I posted here. I didn't see a pic in the preview but followed the directions so I'm hoping it appears in the post


----------



## Jeff (Oct 28, 2008)

harpangel36 said:


> I posted here. I didn't see a pic in the preview but followed the directions so I'm hoping it appears in the post


You've left out the file name. (*.jpg or *.gif)

Your code only shows the path.

*[*img]http://www.flickr.com/photos/harpangel36/5270935737/[/img]
*[*img]http://www.flickr.com/photos/harpangel36/5271545386/in/photostream/[/img]


----------



## harpangel36 (Jul 25, 2010)

I think I got it!! But the pics look huge!! Is there a way to change that? Thanks so much for your patience!!


----------



## telracs (Jul 12, 2009)

Yes, if you type width=600 after the img


----------



## Jeff (Oct 28, 2008)

harpangel36 said:


> I think I got it!! But the pics look huge!! Is there a way to change that?
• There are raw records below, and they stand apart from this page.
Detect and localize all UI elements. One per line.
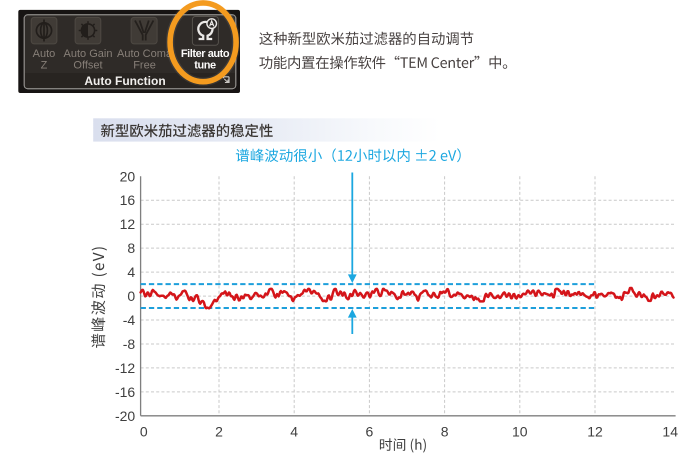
svg-text:8: 8 (441, 424, 449, 440)
svg-text:6: 6 (366, 424, 374, 440)
svg-text:-8: -8 (123, 336, 136, 352)
svg-text:Auto Gain: Auto Gain (64, 48, 113, 60)
svg-text:-16: -16 (115, 384, 135, 400)
svg-text:Auto Function: Auto Function (84, 74, 165, 88)
svg-text:-20: -20 (115, 408, 135, 424)
svg-text:Free: Free (133, 59, 156, 71)
svg-text:16: 16 (120, 192, 136, 208)
svg-text:8: 8 (127, 240, 135, 256)
svg-text:14: 14 (662, 424, 678, 440)
svg-text:0: 0 (127, 288, 135, 304)
svg-text:4: 4 (290, 424, 298, 440)
svg-text:Auto: Auto (33, 48, 56, 60)
svg-text:Offset: Offset (73, 59, 102, 71)
svg-text:Auto Coma: Auto Coma (117, 48, 173, 60)
svg-text:10: 10 (512, 424, 528, 440)
svg-text:Z: Z (41, 59, 48, 71)
svg-text:12: 12 (120, 216, 136, 232)
svg-text:4: 4 (127, 264, 135, 280)
svg-text:0: 0 (140, 424, 148, 440)
svg-text:20: 20 (120, 168, 136, 184)
svg-text:2: 2 (215, 424, 223, 440)
svg-text:Filter auto: Filter auto (181, 48, 230, 60)
svg-text:-12: -12 (115, 360, 135, 376)
svg-text:12: 12 (587, 424, 603, 440)
svg-text:-4: -4 (123, 312, 136, 328)
svg-text:tune: tune (194, 59, 216, 71)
Thanks so much for your patience!!


You can set the width (or height):



















*[*img width=320]http://i995.photobucket.com/albums/af75/harpangel36/My%20E-Reader%20Covers%20and%20Sleeves/IMG_0331.jpg[/img]

*[*IMG width=320]http://i995.photobucket.com/albums/af75/harpangel36/My%20E-Reader%20Covers%20and%20Sleeves/IMG_0332.jpg[/img]


----------



## harpangel36 (Jul 25, 2010)

Got it! Thanks so much. Is there a site that will automatically size my pics? I saw you said width=600 but used width =320. Is there a easy way to take the guesswork out of it?


----------



## Jeff (Oct 28, 2008)

Scarlet and I posted at the same time. Scarlet said 600, I said 320. Sorry we confused you.


----------



## telracs (Jul 12, 2009)

I tend to use 500 or 600 for my pics on the flower thread.


----------